Phillies Welcome Back Baseball With Sublime Copy-Less Billboards
The agency, Truth & Consequences, explains the emotion of the ultra-minimalist approach
Baseball is a feeling, and the Philadelphia Phillies have captured it perfectly with a series of headline-less billboards celebrating the franchise’s—and the sport’s—return after the lockout that threatened the 2022 season.
Philly agency Truth & Consequences created three executions featuring tightly cropped images from the Phillies’ photo archive—the grass at Citizens Bank park; the front of a Phillies uniform; and a close-up of the Philly Phanatic mascot’s fur. The billboards went up two days after the lockout ended, clearing the way for the season to proceed.
Brendan Quinn, founding partner and creative director at Truth & Consequences, tells Muse that the creative approach actually emerged from the gloom of the lockout, when it seemed possible there would be no baseball this summer.
“Because of that lockout, there was far less talk than most off-seasons about the Phillies or baseball. So the team simply asked us to get people thinking about the Phillies, which was a really intriguing, open-ended brief,” Quinn says.
The agency execs started asking themselves a simple question: “What’s your first memory of going to a baseball game?”
“The response was almost always about how bright green the grass was when they walked into the stadium,” Quinn says. “On one of those cold, gray Northeast winter days where it had snowed two days before and the snow had turned all brown and sludgy, we couldn’t help but think about how nice that grass seemed at the moment. That was kind of an a-ha moment.

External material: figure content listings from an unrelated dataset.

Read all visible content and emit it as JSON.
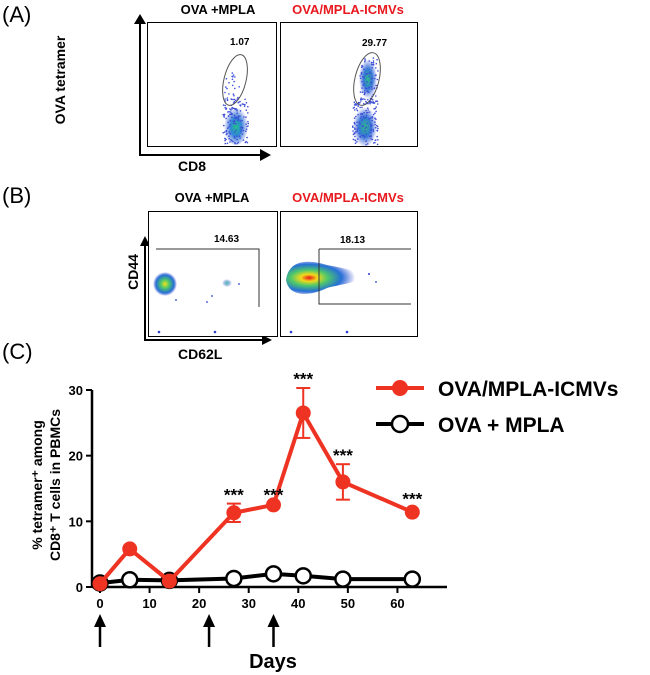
{
  "panels": {
    "a": {
      "label": "(A)",
      "title_left": "OVA +MPLA",
      "title_right": "OVA/MPLA-ICMVs",
      "ylabel": "OVA tetramer",
      "xlabel": "CD8",
      "gate_left": "1.07",
      "gate_right": "29.77"
    },
    "b": {
      "label": "(B)",
      "title_left": "OVA +MPLA",
      "title_right": "OVA/MPLA-ICMVs",
      "ylabel": "CD44",
      "xlabel": "CD62L",
      "gate_left": "14.63",
      "gate_right": "18.13"
    },
    "c": {
      "label": "(C)"
    }
  },
  "colors": {
    "icmv": "#ee3322",
    "mpla": "#000000",
    "title_red": "#e8191f"
  },
  "chart_data": {
    "type": "line",
    "xlabel": "Days",
    "ylabel_line1": "% tetramer⁺ among",
    "ylabel_line2": "CD8⁺ T cells in PBMCs",
    "xlim": [
      0,
      70
    ],
    "ylim": [
      0,
      30
    ],
    "xticks": [
      0,
      10,
      20,
      30,
      40,
      50,
      60
    ],
    "xtick_labels": [
      "0",
      "10",
      "20",
      "30",
      "40",
      "50",
      "60"
    ],
    "yticks": [
      0,
      10,
      20,
      30
    ],
    "ytick_labels": [
      "0",
      "10",
      "20",
      "30"
    ],
    "series": [
      {
        "name": "OVA/MPLA-ICMVs",
        "x": [
          0,
          6,
          14,
          27,
          35,
          41,
          49,
          63
        ],
        "y": [
          0.5,
          5.8,
          0.9,
          11.3,
          12.5,
          26.5,
          16.0,
          11.4
        ],
        "err": [
          0,
          0,
          0,
          1.4,
          0,
          3.8,
          2.7,
          0
        ]
      },
      {
        "name": "OVA + MPLA",
        "x": [
          0,
          6,
          14,
          27,
          35,
          41,
          49,
          63
        ],
        "y": [
          0.6,
          1.1,
          1.0,
          1.3,
          2.0,
          1.7,
          1.2,
          1.2
        ],
        "err": [
          0,
          0,
          0,
          0,
          0,
          0,
          0,
          0
        ]
      }
    ],
    "annotations": [
      {
        "x": 27,
        "y": 13.2,
        "text": "***"
      },
      {
        "x": 35,
        "y": 13.2,
        "text": "***"
      },
      {
        "x": 41,
        "y": 30.8,
        "text": "***"
      },
      {
        "x": 49,
        "y": 19.2,
        "text": "***"
      },
      {
        "x": 63,
        "y": 12.6,
        "text": "***"
      }
    ],
    "immunization_days": [
      0,
      22,
      35
    ]
  }
}
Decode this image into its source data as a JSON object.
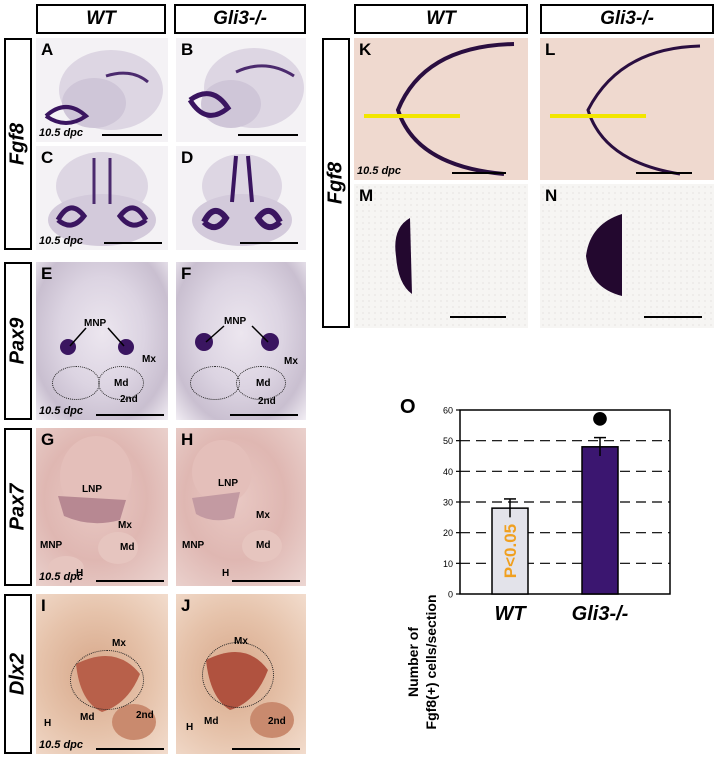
{
  "headers": {
    "wt_left": "WT",
    "gli_left": "Gli3-/-",
    "wt_right": "WT",
    "gli_right": "Gli3-/-"
  },
  "rows": {
    "fgf8": "Fgf8",
    "pax9": "Pax9",
    "pax7": "Pax7",
    "dlx2": "Dlx2",
    "fgf8_right": "Fgf8"
  },
  "stage": "10.5 dpc",
  "panels": {
    "A": "A",
    "B": "B",
    "C": "C",
    "D": "D",
    "E": "E",
    "F": "F",
    "G": "G",
    "H": "H",
    "I": "I",
    "J": "J",
    "K": "K",
    "L": "L",
    "M": "M",
    "N": "N",
    "O": "O"
  },
  "annotations": {
    "mnp": "MNP",
    "mx": "Mx",
    "md": "Md",
    "second": "2nd",
    "lnp": "LNP",
    "h": "H"
  },
  "colors": {
    "stain": "#3a1560",
    "bar_wt": "#e3e3ea",
    "bar_gli": "#3b1670",
    "pvalue": "#f0a020",
    "line": "#f2e600"
  },
  "chart_data": {
    "type": "bar",
    "categories": [
      "WT",
      "Gli3-/-"
    ],
    "values": [
      28,
      48
    ],
    "errors": [
      3,
      3
    ],
    "ylabel_line1": "Number of",
    "ylabel_line2": "Fgf8(+) cells/section",
    "ylim": [
      0,
      60
    ],
    "yticks": [
      "0",
      "10",
      "20",
      "30",
      "40",
      "50",
      "60"
    ],
    "annotation": "P<0.05",
    "significance_marker": "●",
    "grid": "dashed horizontal"
  }
}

But it couldn’t just be about grass.
“So then we thought about how baseball is the sport that appeals to all the senses more than any other: the sight of the grass; the sounds of the crack of the bat and the notes of ‘Take Me Out to the Ballgame’; the smells of roasting peanuts and a newly oiled mitt; the taste of the first ballpark hotdog of the season—it goes on and on. We just wanted the campaign to capture that. In a lot of ways, we didn’t make this campaign. The game of baseball did.”
The agency showed the team some mockups “and said that this could stir peoples’ feelings more than any snappy headline or action shot could,” says Quinn. “Sports marketing can fall into traps of being bigger, louder and more in-your-face. Being simple here was actually a way to stand out. The textures of the game are incredibly evocative for fans, and we wanted to have the images range from the obvious grass shot to a pretty abstract close-up of the Phillie Phanatic, the greatest mascot in sports.”
The Phillies loved the work, kept their media buy on hold, and put up the boards on March 12. “The Philadelphia region got about three inches of snow that day, which was a perfect contrast to that green grass, bright white jersey, and Phanatic fur,” Quinn says.
Quinn posted the ads on LinkedIn, where they got an enormous response.
“Our creative team joked the entire time about how we didn’t really have to really write, design or produce anything for it—the photos were all shots the team owned and we just cropped in tightly on them,” he says. “I don’t know if it was the time of year, the hope of baseball, or maybe just a bunch of people in advertising and marketing who are tired of everything being overthought and overtested to death. We’ve all had to make logos bigger, add superfluous calls-to-action to billboards that people drive 80 mph past, or compromise an idea to conform to a 200-page brand guideline’s standards. Like that photo of grass, this campaign is simple and refreshing in every way possible.”
The Phillies, too, felt how breakthrough the work was.
“It was important for us to go back to basics and not overcomplicate the messaging,” Michael Harris, the team’s VP of marketing and new media, tells Muse. “We lost a great deal of natural and organic momentum that typically builds over the course of the winter and into spring training this year. Making the game topical and top-of-mind again was the macro-objective without any sort of heavy sales pitch. The baseball experience is truly unique and provides a wonderful foundation to build on. Truth & Consequences has an amazing knack for storytelling, it’s one of their many great strengths. The simplicity of this campaign is exactly what we were looking for.”
Truth & Consequences has since launched phase two of the campaign, bringing in more specific messaging around the idea of “Because Baseball.”